Even when fans and pundits were predicting an American League Rookie of the Year Award for Jackie Bradley Jr. in 2013, few could have seen this coming. After Bradley extended his hitting streak to 24 games during the Red Sox's doubleheader against the Royals on Wednesday, his 2016 hitting line is now a Mike Troutian .338/.390/.607.
It's an outcome that seemed impossible less than a year ago. After all, Bradley hit a pitcher-esque .196/.268/.280 in 530 plate appearances between 2013-14. That kept him on the Triple-A shuttle for most of last season, before he broke out with a .354/.429/.734 August. After he slumped to hit .216 in the season's final month, we were left to wonder just which Bradley would appear this season.
Six weeks into the season, it appears we have our answer. Here are five explanations for just how Bradley has done it:
1. Pulling the ball
Coaches and players often talk about the need to use the whole field, but if you want to hit the ball with authority, you're going to want to pull the ball. It's why, despite ever more shifts, you don't see many power hitters choking up and punching singles the other way.
After pulling the ball just 36.1 percent of the time in 2014, Bradley upped that to 45.5 percent last year and is at 45.1 percent this season. You can see the difference simply by comparing his 2014 and '16 Baseball Savant spray charts:
That shows up in Bradley's exit velocity, too. Not only is he hitting the ball slightly harder and farther than last year, but he's been above league average (89.2 mph) every week but one in 2016.
2. Covering the outside corner
This one seems counterintuitive given our first point. Despite Bradley's pull-happy ways, pitchers no longer have an X-Wing-sized flaw in his strike zone that they can aim for.
After hitting just 12-for-73 on outside pitches that were either low or high in the zone through 2015, Bradley was 12-for-23 on those pitches this season.

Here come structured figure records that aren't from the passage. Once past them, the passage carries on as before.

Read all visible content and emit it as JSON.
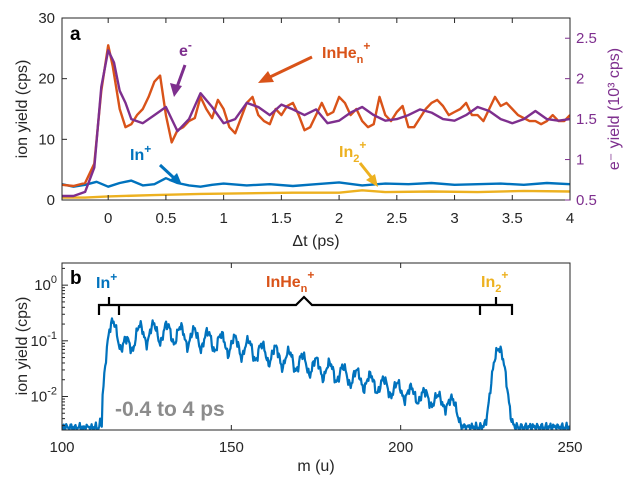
{
  "chart_data": [
    {
      "panel": "a",
      "type": "line",
      "xlabel": "Δt (ps)",
      "ylabel_left": "ion yield (cps)",
      "ylabel_right": "e⁻ yield (10³ cps)",
      "xlim": [
        -0.4,
        4
      ],
      "ylim_left": [
        0,
        30
      ],
      "ylim_right": [
        0.5,
        2.75
      ],
      "x_ticks": [
        "0",
        "0.5",
        "1",
        "1.5",
        "2",
        "2.5",
        "3",
        "3.5",
        "4"
      ],
      "y_ticks_left": [
        "0",
        "10",
        "20",
        "30"
      ],
      "y_ticks_right": [
        "0.5",
        "1",
        "1.5",
        "2",
        "2.5"
      ],
      "series": [
        {
          "name": "InHeₙ⁺",
          "axis": "left",
          "color": "#d95319",
          "x": [
            -0.4,
            -0.3,
            -0.2,
            -0.12,
            -0.06,
            0,
            0.04,
            0.1,
            0.15,
            0.2,
            0.25,
            0.3,
            0.35,
            0.4,
            0.45,
            0.5,
            0.55,
            0.6,
            0.65,
            0.7,
            0.75,
            0.8,
            0.85,
            0.9,
            0.95,
            1.0,
            1.05,
            1.1,
            1.15,
            1.2,
            1.25,
            1.3,
            1.35,
            1.4,
            1.45,
            1.5,
            1.55,
            1.6,
            1.65,
            1.7,
            1.75,
            1.8,
            1.85,
            1.9,
            1.95,
            2.0,
            2.05,
            2.1,
            2.15,
            2.2,
            2.25,
            2.3,
            2.35,
            2.4,
            2.45,
            2.5,
            2.55,
            2.6,
            2.65,
            2.7,
            2.75,
            2.8,
            2.85,
            2.9,
            2.95,
            3.0,
            3.05,
            3.1,
            3.15,
            3.2,
            3.25,
            3.3,
            3.35,
            3.4,
            3.45,
            3.5,
            3.55,
            3.6,
            3.65,
            3.7,
            3.75,
            3.8,
            3.85,
            3.9,
            3.95,
            4.0
          ],
          "y": [
            2.5,
            2.3,
            2.8,
            6,
            18,
            25.5,
            22,
            15,
            12,
            12.5,
            14,
            15,
            17,
            19.5,
            20.5,
            14,
            9.5,
            11.5,
            12,
            13,
            13.5,
            17,
            15,
            13.5,
            16.5,
            15,
            12,
            11,
            13.5,
            16,
            17,
            14,
            13,
            12.5,
            15,
            14,
            15.5,
            16,
            14,
            11.5,
            12,
            14,
            16,
            14,
            14.5,
            17,
            16,
            14,
            15,
            13,
            12,
            12.5,
            17,
            14,
            13,
            14.5,
            15.5,
            12,
            12,
            13.5,
            15,
            16,
            16.5,
            15.5,
            14,
            14.5,
            15,
            16,
            14,
            14,
            13,
            15,
            17,
            15.5,
            16,
            15,
            14,
            13.5,
            13,
            13,
            12.5,
            13,
            14,
            13,
            13,
            14
          ]
        },
        {
          "name": "e⁻",
          "axis": "right",
          "color": "#7e2f8e",
          "x": [
            -0.4,
            -0.3,
            -0.2,
            -0.12,
            -0.06,
            0,
            0.05,
            0.1,
            0.15,
            0.2,
            0.3,
            0.4,
            0.5,
            0.55,
            0.6,
            0.7,
            0.8,
            0.9,
            1.0,
            1.1,
            1.2,
            1.3,
            1.4,
            1.5,
            1.6,
            1.7,
            1.8,
            1.9,
            2.0,
            2.1,
            2.2,
            2.3,
            2.4,
            2.5,
            2.6,
            2.7,
            2.8,
            2.9,
            3.0,
            3.1,
            3.2,
            3.3,
            3.4,
            3.5,
            3.6,
            3.7,
            3.8,
            3.9,
            4.0
          ],
          "y": [
            0.55,
            0.55,
            0.6,
            0.9,
            1.9,
            2.35,
            2.2,
            1.85,
            1.7,
            1.5,
            1.45,
            1.55,
            1.65,
            1.5,
            1.35,
            1.5,
            1.82,
            1.65,
            1.45,
            1.5,
            1.7,
            1.65,
            1.55,
            1.68,
            1.62,
            1.55,
            1.62,
            1.45,
            1.48,
            1.58,
            1.65,
            1.55,
            1.48,
            1.5,
            1.55,
            1.62,
            1.58,
            1.5,
            1.48,
            1.55,
            1.65,
            1.6,
            1.5,
            1.45,
            1.5,
            1.6,
            1.5,
            1.48,
            1.5
          ]
        },
        {
          "name": "In⁺",
          "axis": "left",
          "color": "#0072bd",
          "x": [
            -0.4,
            -0.3,
            -0.2,
            -0.1,
            0,
            0.1,
            0.2,
            0.3,
            0.4,
            0.5,
            0.6,
            0.7,
            0.8,
            0.9,
            1.0,
            1.2,
            1.4,
            1.6,
            1.8,
            2.0,
            2.2,
            2.4,
            2.6,
            2.8,
            3.0,
            3.2,
            3.4,
            3.6,
            3.8,
            4.0
          ],
          "y": [
            2.6,
            2.2,
            2.5,
            3,
            2.2,
            2.8,
            3.2,
            2.4,
            2.6,
            3.6,
            2.8,
            2.4,
            2.2,
            2.5,
            2.7,
            2.4,
            2.6,
            2.3,
            2.6,
            2.9,
            2.4,
            2.7,
            2.6,
            2.8,
            2.5,
            2.6,
            2.7,
            2.5,
            2.8,
            2.6
          ]
        },
        {
          "name": "In₂⁺",
          "axis": "left",
          "color": "#edb120",
          "x": [
            -0.4,
            -0.2,
            0,
            0.4,
            0.8,
            1.2,
            1.6,
            2.0,
            2.2,
            2.4,
            2.8,
            3.2,
            3.6,
            4.0
          ],
          "y": [
            0.4,
            0.4,
            0.6,
            0.8,
            1.0,
            1.1,
            1.2,
            1.2,
            1.6,
            1.3,
            1.4,
            1.3,
            1.5,
            1.4
          ]
        }
      ],
      "annotations": {
        "e": "e",
        "e_sup": "-",
        "inhe_base": "InHe",
        "inhe_sub": "n",
        "inhe_sup": "+",
        "in_base": "In",
        "in_sup": "+",
        "in2_base": "In",
        "in2_sub": "2",
        "in2_sup": "+"
      }
    },
    {
      "panel": "b",
      "type": "line",
      "xlabel": "m (u)",
      "ylabel": "ion yield (cps)",
      "y_scale": "log",
      "xlim": [
        100,
        250
      ],
      "ylim": [
        0.0025,
        2.5
      ],
      "x_ticks": [
        "100",
        "150",
        "200",
        "250"
      ],
      "y_ticks": [
        {
          "base": "10",
          "exp": "0"
        },
        {
          "base": "10",
          "exp": "-1"
        },
        {
          "base": "10",
          "exp": "-2"
        }
      ],
      "series": [
        {
          "name": "-0.4 to 4 ps",
          "color": "#0072bd",
          "peaks": [
            {
              "m": 115,
              "y": 0.22
            },
            {
              "m": 119,
              "y": 0.11
            },
            {
              "m": 123,
              "y": 0.19
            },
            {
              "m": 127,
              "y": 0.2
            },
            {
              "m": 131,
              "y": 0.2
            },
            {
              "m": 135,
              "y": 0.18
            },
            {
              "m": 139,
              "y": 0.16
            },
            {
              "m": 143,
              "y": 0.145
            },
            {
              "m": 147,
              "y": 0.13
            },
            {
              "m": 151,
              "y": 0.115
            },
            {
              "m": 155,
              "y": 0.1
            },
            {
              "m": 159,
              "y": 0.085
            },
            {
              "m": 163,
              "y": 0.075
            },
            {
              "m": 167,
              "y": 0.063
            },
            {
              "m": 171,
              "y": 0.053
            },
            {
              "m": 175,
              "y": 0.045
            },
            {
              "m": 179,
              "y": 0.038
            },
            {
              "m": 183,
              "y": 0.032
            },
            {
              "m": 187,
              "y": 0.027
            },
            {
              "m": 191,
              "y": 0.022
            },
            {
              "m": 195,
              "y": 0.018
            },
            {
              "m": 199,
              "y": 0.015
            },
            {
              "m": 203,
              "y": 0.012
            },
            {
              "m": 207,
              "y": 0.01
            },
            {
              "m": 211,
              "y": 0.008
            },
            {
              "m": 215,
              "y": 0.0065
            },
            {
              "m": 229,
              "y": 0.07
            }
          ]
        }
      ],
      "brackets": [
        {
          "label": "In",
          "label_sup": "+",
          "color": "#0072bd"
        },
        {
          "label": "InHe",
          "label_sub": "n",
          "label_sup": "+",
          "color": "#d95319"
        },
        {
          "label": "In",
          "label_sub": "2",
          "label_sup": "+",
          "color": "#edb120"
        }
      ],
      "annotation": "-0.4 to 4 ps"
    }
  ]
}
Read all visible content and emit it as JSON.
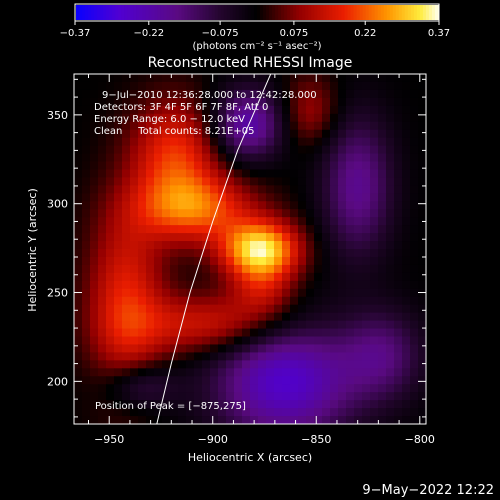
{
  "chart_data": {
    "type": "heatmap",
    "title": "Reconstructed RHESSI Image",
    "xlabel": "Heliocentric X (arcsec)",
    "ylabel": "Heliocentric Y (arcsec)",
    "xlim": [
      -967,
      -797
    ],
    "ylim": [
      176,
      373
    ],
    "x_ticks": [
      -950,
      -900,
      -850,
      -800
    ],
    "y_ticks": [
      200,
      250,
      300,
      350
    ],
    "x_tick_labels": [
      "−950",
      "−900",
      "−850",
      "−800"
    ],
    "y_tick_labels": [
      "200",
      "250",
      "300",
      "350"
    ],
    "colorbar": {
      "vmin": -0.37,
      "vmax": 0.37,
      "tick_values": [
        -0.37,
        -0.22,
        -0.075,
        0.075,
        0.22,
        0.37
      ],
      "tick_labels": [
        "−0.37",
        "−0.22",
        "−0.075",
        "0.075",
        "0.22",
        "0.37"
      ],
      "units_label": "(photons cm⁻² s⁻¹ asec⁻²)"
    },
    "annotations": [
      "9−Jul−2010 12:36:28.000 to 12:42:28.000",
      "Detectors: 3F 4F 5F 6F 7F 8F, Att 0",
      "Energy Range: 6.0 − 12.0 keV",
      "Clean     Total counts: 8.21E+05"
    ],
    "peak_label": "Position of Peak = [−875,275]",
    "peak": [
      -875,
      275
    ],
    "grid": false,
    "limb_curve": [
      [
        -927,
        176
      ],
      [
        -920,
        210
      ],
      [
        -911,
        250
      ],
      [
        -900,
        290
      ],
      [
        -888,
        330
      ],
      [
        -872,
        373
      ]
    ],
    "sources": [
      {
        "x": -877,
        "y": 274,
        "sx": 13,
        "sy": 11,
        "amp": 0.34
      },
      {
        "x": -908,
        "y": 297,
        "sx": 20,
        "sy": 13,
        "amp": 0.2
      },
      {
        "x": -918,
        "y": 326,
        "sx": 15,
        "sy": 22,
        "amp": 0.19
      },
      {
        "x": -942,
        "y": 245,
        "sx": 13,
        "sy": 36,
        "amp": 0.17
      },
      {
        "x": -900,
        "y": 232,
        "sx": 26,
        "sy": 12,
        "amp": 0.16
      },
      {
        "x": -876,
        "y": 252,
        "sx": 11,
        "sy": 11,
        "amp": 0.12
      },
      {
        "x": -853,
        "y": 352,
        "sx": 10,
        "sy": 14,
        "amp": 0.1
      },
      {
        "x": -883,
        "y": 345,
        "sx": 12,
        "sy": 14,
        "amp": -0.22
      },
      {
        "x": -865,
        "y": 200,
        "sx": 24,
        "sy": 24,
        "amp": -0.27
      },
      {
        "x": -830,
        "y": 310,
        "sx": 12,
        "sy": 28,
        "amp": -0.18
      },
      {
        "x": -818,
        "y": 215,
        "sx": 14,
        "sy": 18,
        "amp": -0.14
      },
      {
        "x": -935,
        "y": 197,
        "sx": 12,
        "sy": 9,
        "amp": -0.12
      }
    ]
  },
  "footer": {
    "date": "9−May−2022 12:22"
  }
}
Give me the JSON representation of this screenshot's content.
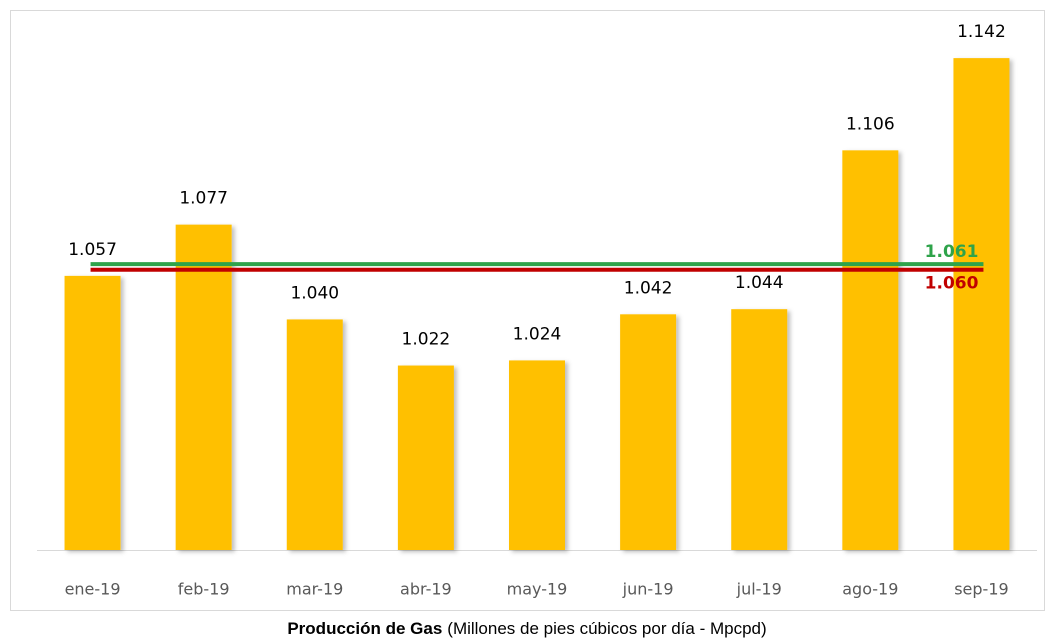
{
  "chart_data": {
    "type": "bar",
    "title": "Producción de Gas",
    "subtitle": "(Millones de pies cúbicos por día - Mpcpd)",
    "categories": [
      "ene-19",
      "feb-19",
      "mar-19",
      "abr-19",
      "may-19",
      "jun-19",
      "jul-19",
      "ago-19",
      "sep-19"
    ],
    "values": [
      1.057,
      1.077,
      1.04,
      1.022,
      1.024,
      1.042,
      1.044,
      1.106,
      1.142
    ],
    "value_labels": [
      "1.057",
      "1.077",
      "1.040",
      "1.022",
      "1.024",
      "1.042",
      "1.044",
      "1.106",
      "1.142"
    ],
    "color": "#ffc000",
    "ylim": [
      0.95,
      1.16
    ],
    "reference_lines": [
      {
        "value": 1.061,
        "label": "1.061",
        "color": "#2ea34a"
      },
      {
        "value": 1.06,
        "label": "1.060",
        "color": "#c00000"
      }
    ]
  }
}
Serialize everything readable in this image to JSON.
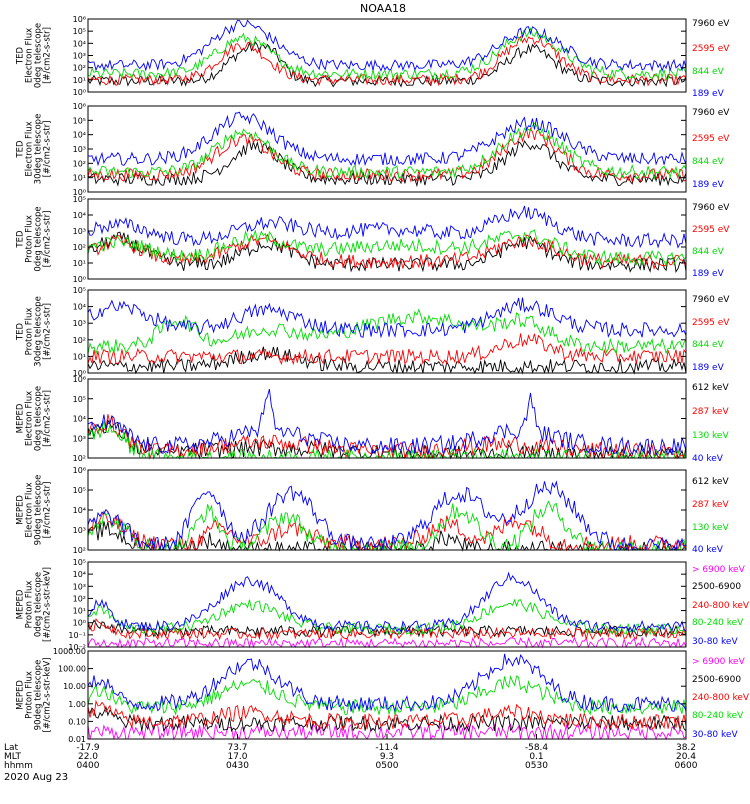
{
  "title": "NOAA18",
  "date": "2020 Aug 23",
  "colors": {
    "black": "#000000",
    "red": "#ff0000",
    "green": "#00dd00",
    "blue": "#0000ff",
    "magenta": "#ff00ff",
    "white": "#ffffff"
  },
  "chart_data": [
    {
      "type": "line",
      "ylabel": [
        "TED",
        "Electron Flux",
        "0deg telescope",
        "[#/cm2-s-str]"
      ],
      "ylim": [
        1,
        1000000
      ],
      "yticks": [
        "10⁰",
        "10¹",
        "10²",
        "10³",
        "10⁴",
        "10⁵",
        "10⁶"
      ],
      "series": [
        {
          "name": "7960 eV",
          "color": "#000000"
        },
        {
          "name": "2595 eV",
          "color": "#ff0000"
        },
        {
          "name": "844 eV",
          "color": "#00dd00"
        },
        {
          "name": "189 eV",
          "color": "#0000ff"
        }
      ]
    },
    {
      "type": "line",
      "ylabel": [
        "TED",
        "Electron Flux",
        "30deg telescope",
        "[#/cm2-s-str]"
      ],
      "ylim": [
        1,
        1000000
      ],
      "yticks": [
        "10⁰",
        "10¹",
        "10²",
        "10³",
        "10⁴",
        "10⁵",
        "10⁶"
      ],
      "series": [
        {
          "name": "7960 eV",
          "color": "#000000"
        },
        {
          "name": "2595 eV",
          "color": "#ff0000"
        },
        {
          "name": "844 eV",
          "color": "#00dd00"
        },
        {
          "name": "189 eV",
          "color": "#0000ff"
        }
      ]
    },
    {
      "type": "line",
      "ylabel": [
        "TED",
        "Proton Flux",
        "0deg telescope",
        "[#/cm2-s-str]"
      ],
      "ylim": [
        1,
        100000
      ],
      "yticks": [
        "10⁰",
        "10¹",
        "10²",
        "10³",
        "10⁴",
        "10⁵"
      ],
      "series": [
        {
          "name": "7960 eV",
          "color": "#000000"
        },
        {
          "name": "2595 eV",
          "color": "#ff0000"
        },
        {
          "name": "844 eV",
          "color": "#00dd00"
        },
        {
          "name": "189 eV",
          "color": "#0000ff"
        }
      ]
    },
    {
      "type": "line",
      "ylabel": [
        "TED",
        "Proton Flux",
        "30deg telescope",
        "[#/cm2-s-str]"
      ],
      "ylim": [
        1,
        100000
      ],
      "yticks": [
        "10⁰",
        "10¹",
        "10²",
        "10³",
        "10⁴",
        "10⁵"
      ],
      "series": [
        {
          "name": "7960 eV",
          "color": "#000000"
        },
        {
          "name": "2595 eV",
          "color": "#ff0000"
        },
        {
          "name": "844 eV",
          "color": "#00dd00"
        },
        {
          "name": "189 eV",
          "color": "#0000ff"
        }
      ]
    },
    {
      "type": "line",
      "ylabel": [
        "MEPED",
        "Electron Flux",
        "0deg telescope",
        "[#/cm2-s-str]"
      ],
      "ylim": [
        100,
        1000000
      ],
      "yticks": [
        "10²",
        "10³",
        "10⁴",
        "10⁵",
        "10⁶"
      ],
      "series": [
        {
          "name": "612 keV",
          "color": "#000000"
        },
        {
          "name": "287 keV",
          "color": "#ff0000"
        },
        {
          "name": "130 keV",
          "color": "#00dd00"
        },
        {
          "name": "40 keV",
          "color": "#0000ff"
        }
      ]
    },
    {
      "type": "line",
      "ylabel": [
        "MEPED",
        "Electron Flux",
        "90deg telescope",
        "[#/cm2-s-str]"
      ],
      "ylim": [
        100,
        1000000
      ],
      "yticks": [
        "10²",
        "10³",
        "10⁴",
        "10⁵",
        "10⁶"
      ],
      "series": [
        {
          "name": "612 keV",
          "color": "#000000"
        },
        {
          "name": "287 keV",
          "color": "#ff0000"
        },
        {
          "name": "130 keV",
          "color": "#00dd00"
        },
        {
          "name": "40 keV",
          "color": "#0000ff"
        }
      ]
    },
    {
      "type": "line",
      "ylabel": [
        "MEPED",
        "Proton Flux",
        "0deg telescope",
        "[#/cm2-s-str-keV]"
      ],
      "ylim": [
        0.01,
        100000
      ],
      "yticks": [
        "10⁻²",
        "10⁻¹",
        "10⁰",
        "10¹",
        "10²",
        "10³",
        "10⁴",
        "10⁵"
      ],
      "series": [
        {
          "name": "> 6900 keV",
          "color": "#ff00ff"
        },
        {
          "name": "2500-6900",
          "color": "#000000"
        },
        {
          "name": "240-800 keV",
          "color": "#ff0000"
        },
        {
          "name": "80-240 keV",
          "color": "#00dd00"
        },
        {
          "name": "30-80 keV",
          "color": "#0000ff"
        }
      ]
    },
    {
      "type": "line",
      "ylabel": [
        "MEPED",
        "Proton Flux",
        "90deg telescope",
        "[#/cm2-s-str-keV]"
      ],
      "ylim": [
        0.01,
        1000
      ],
      "yticks": [
        "0.01",
        "0.10",
        "1.00",
        "10.00",
        "100.00",
        "1000.00"
      ],
      "series": [
        {
          "name": "> 6900 keV",
          "color": "#ff00ff"
        },
        {
          "name": "2500-6900",
          "color": "#000000"
        },
        {
          "name": "240-800 keV",
          "color": "#ff0000"
        },
        {
          "name": "80-240 keV",
          "color": "#00dd00"
        },
        {
          "name": "30-80 keV",
          "color": "#0000ff"
        }
      ]
    }
  ],
  "x_axis": {
    "row_labels": [
      "Lat",
      "MLT",
      "hhmm"
    ],
    "columns": [
      {
        "lat": "-17.9",
        "mlt": "22.0",
        "hhmm": "0400"
      },
      {
        "lat": "73.7",
        "mlt": "17.0",
        "hhmm": "0430"
      },
      {
        "lat": "-11.4",
        "mlt": "9.3",
        "hhmm": "0500"
      },
      {
        "lat": "-58.4",
        "mlt": "0.1",
        "hhmm": "0530"
      },
      {
        "lat": "38.2",
        "mlt": "20.4",
        "hhmm": "0600"
      }
    ]
  }
}
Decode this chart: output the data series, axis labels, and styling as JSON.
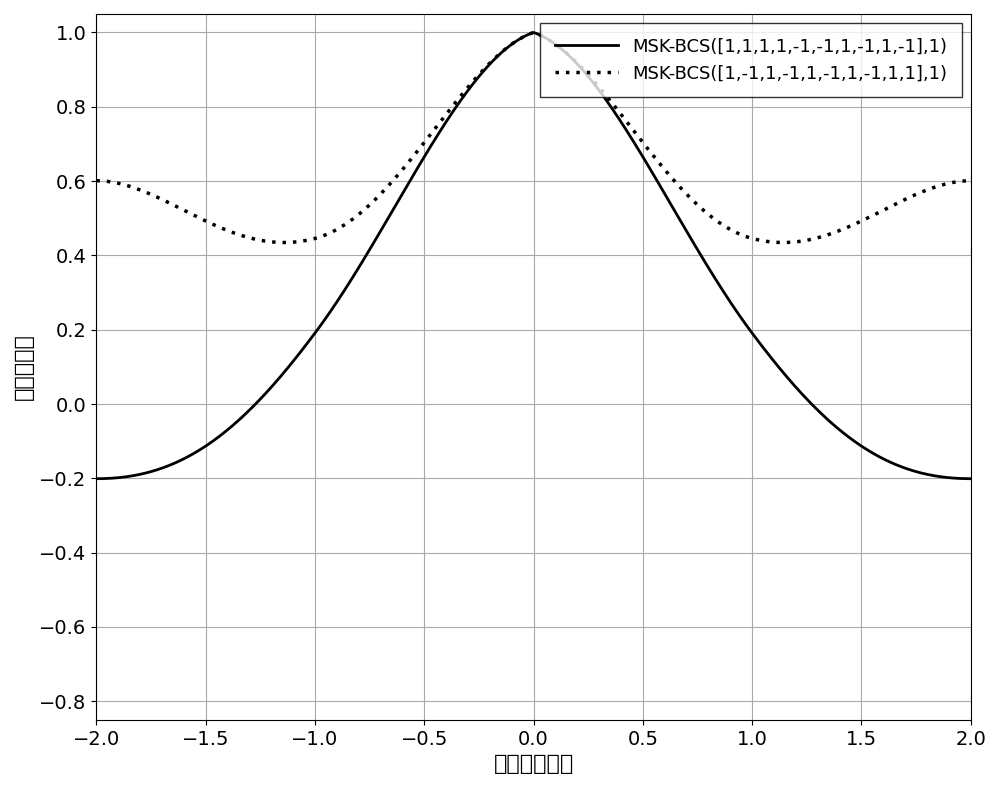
{
  "title": "",
  "xlabel": "延迟［码片］",
  "ylabel": "自相关函数",
  "xlim": [
    -2,
    2
  ],
  "ylim": [
    -0.85,
    1.05
  ],
  "xticks": [
    -2,
    -1.5,
    -1,
    -0.5,
    0,
    0.5,
    1,
    1.5,
    2
  ],
  "yticks": [
    -0.8,
    -0.6,
    -0.4,
    -0.2,
    0,
    0.2,
    0.4,
    0.6,
    0.8,
    1
  ],
  "legend1": "MSK-BCS([1,1,1,1,-1,-1,1,-1,1,-1],1)",
  "legend2": "MSK-BCS([1,-1,1,-1,1,-1,1,-1,1,1],1)",
  "code1": [
    1,
    1,
    1,
    1,
    -1,
    -1,
    1,
    -1,
    1,
    -1
  ],
  "code2": [
    1,
    -1,
    1,
    -1,
    1,
    -1,
    1,
    -1,
    1,
    1
  ],
  "samples_per_chip": 200,
  "line1_color": "#000000",
  "line2_color": "#000000",
  "background": "#ffffff",
  "grid_color": "#aaaaaa"
}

Granted, that's a rate that will not continue no matter how good of a hitter Bradley's morphed into, but it's not all luck. On Tuesday night, he laced this double on a perfectly placed pitch on the outside corner.
3. Hitting sliders and cutters
Those two offerings gave Bradley fits in the past, as the outfielder hit just .167 against sliders and .220 off cutters through the end of 2015, combining for just 15 extra-base hits against the pitches. Nine of those extra-base hits came in August and September.
Through Tuesday: .400 against sliders, .429 against cutters and, yep, nine more extra-base hits.
4. New "old" mechanics
Like a mad scientist, Bradley has been a tinkerer throughout his big league career. He started with a slight bend in his knees and the bat held high, a simple toe tap on his load. That soon gave way to an exaggerated open stance with his arms held lower and the addition of a leg kick.
Now? The leg kick has remained, but the stance looks awfully similar to 2013, when Bradley first arrived in the Majors after posting a .275/.374/.469 line for Triple-A Pawtucket.
5. He's just streaky
Of course, the right answer may just be … Bradley is incredibly streaky. After all, not only did he follow up his torrid August with a frigid September last year, but there are a few red flags from his 2016 that look more like a player in the midst of a good stretch rather than someone who has reached a new baseline.
Bradley's .396 BABIP is unsustainable for any player, and a notable outlier for him considering his career .307 mark. And while his new aggressive approach at the plate has seen his strikeout rate drop, his walk rate has also been cut in half as he's chasing more pitches out of the zone than in any other season. That's not a great indicator for future success.
While this streakiness will surely frustrate Red Sox fans who dream of Bradley spending the next decade of his life hitting like he has through mid-May, he's also not the same hitter who struggled in 2013-14. By showing the ability to get this hot for weeks on end, Bradley not only has a better chance of repeating it than the next Minor League hopeful, but it's the kind of performance that, even if it comes to an end, could be the difference between playing October baseball and making early vacation plans.